There are moments in the Rule when Benedict seems so severe. We recoil from the language of punishment, and rightly so. But beneath the ancient forms lies a truth that has not aged: human beings do not become whole by drifting. We grow by correction, surrender, humility, and grace.
Sr. Joan reminds us that everything changes. The Tao says that when we understand this, there is nothing we need to cling to. Benedict would add: there are things in us that must die if we are ever to live. Not the self God created. Not the beloved child of God. But the false-self—that frightened, grasping, self-protective thing that mistakes comfort for peace, control for strength, and appetite for freedom.
And so the great question rises: how?
How does the weak and selfish false-self relinquish control to the true-self, the one that longs to reach out and touch the face of God?
Perhaps it begins when we finally see the false-self promises safety but delivers bondage. It promises pleasure but leaves restlessness. It promises control but breeds fear.
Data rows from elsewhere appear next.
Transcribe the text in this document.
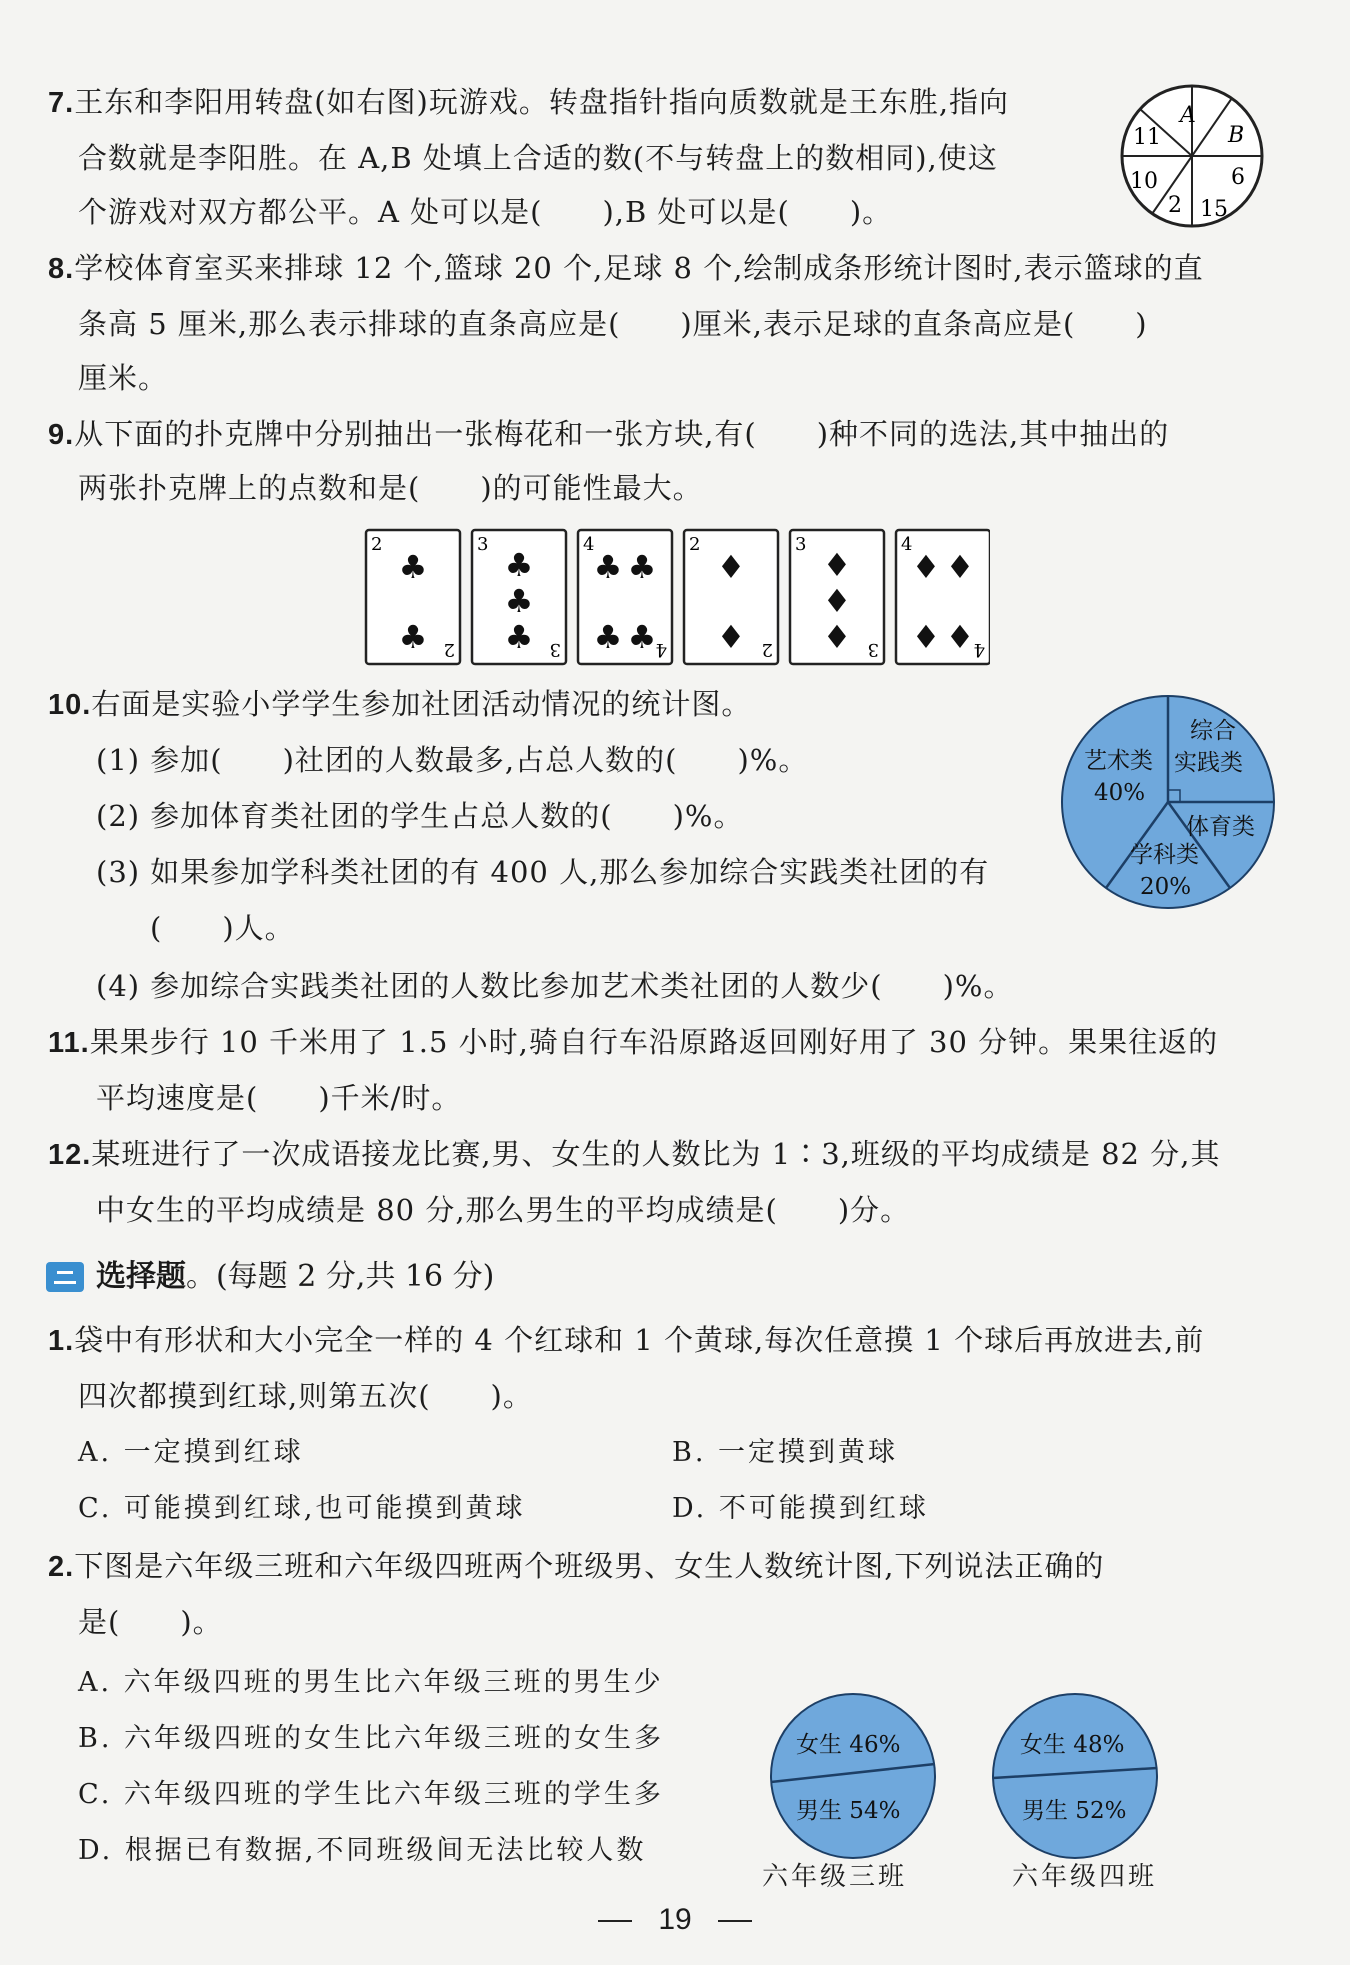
7.王东和李阳用转盘(如右图)玩游戏。转盘指针指向质数就是王东胜,指向
合数就是李阳胜。在 A,B 处填上合适的数(不与转盘上的数相同),使这
个游戏对双方都公平。A 处可以是(　　),B 处可以是(　　)。
A
B
6
15
2
10
11
8.学校体育室买来排球 12 个,篮球 20 个,足球 8 个,绘制成条形统计图时,表示篮球的直
条高 5 厘米,那么表示排球的直条高应是(　　)厘米,表示足球的直条高应是(　　)
厘米。
9.从下面的扑克牌中分别抽出一张梅花和一张方块,有(　　)种不同的选法,其中抽出的
两张扑克牌上的点数和是(　　)的可能性最大。
2
2
♣
♣
3
3
♣
♣
♣
4
4
♣ ♣
♣ ♣
2
2
♦
♦
3
3
♦
♦
♦
4
4
♦ ♦
♦ ♦
10.右面是实验小学学生参加社团活动情况的统计图。
(1) 参加(　　)社团的人数最多,占总人数的(　　)%。
(2) 参加体育类社团的学生占总人数的(　　)%。
(3) 如果参加学科类社团的有 400 人,那么参加综合实践类社团的有
(　　)人。
(4) 参加综合实践类社团的人数比参加艺术类社团的人数少(　　)%。
艺术类
40%
综合
实践类
体育类
学科类
20%
11.果果步行 10 千米用了 1.5 小时,骑自行车沿原路返回刚好用了 30 分钟。果果往返的
平均速度是(　　)千米/时。
12.某班进行了一次成语接龙比赛,男、女生的人数比为 1∶3,班级的平均成绩是 82 分,其
中女生的平均成绩是 80 分,那么男生的平均成绩是(　　)分。
选择题。(每题 2 分,共 16 分)
1.袋中有形状和大小完全一样的 4 个红球和 1 个黄球,每次任意摸 1 个球后再放进去,前
四次都摸到红球,则第五次(　　)。
A. 一定摸到红球	B. 一定摸到黄球
C. 可能摸到红球,也可能摸到黄球	D. 不可能摸到红球
2.下图是六年级三班和六年级四班两个班级男、女生人数统计图,下列说法正确的
是(　　)。
A. 六年级四班的男生比六年级三班的男生少
B. 六年级四班的女生比六年级三班的女生多
C. 六年级四班的学生比六年级三班的学生多
D. 根据已有数据,不同班级间无法比较人数
女生 46%
男生 54%
六年级三班
女生 48%
男生 52%
六年级四班
19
Through grace alone we do have the courage to admit that the life God calls us to is not merely morally better; it is profoundly, overwhelmingly, undeniably more alive.
Augustine knew it when he cried, “Our hearts are restless until they rest in Thee.” Paul knew it when he wrote, “I die daily.” Jesus gave the deepest law of all: only the grain of wheat that falls into the earth and dies bears fruit.
This is not simple behavioral mathematics, though habit matters. It is not willpower alone, though discipline matters. Willpower is a fragile reed; it bends beneath exhaustion, fear, and habit. What must come to bear is something deeper: honest self-knowledge, a willingness to be corrected, the support of community, the slow practice of obedience, and above all grace.
Benedict does not imagine solitary heroism. The whole community is growing together. We are each, in turn, child and elder, offender and healer, beginner and guide. We learn to die to the useless patterns that once protected us but now imprison us. We learn to let go of the small self so the true self may breathe.
And this dying is not destruction. It is resurrection in slow motion.
To die to resentment is to live in mercy.
To die to pride is to live in truth.
To die to control is to live in trust.
To die to selfishness is to discover love.
So the question is not whether we are weak. We are. The question is whether weakness can become the doorway through which grace enters. Benedict’s answer is yes. Sr. Joan’s answer is yes. The wisdom of the ages says yes.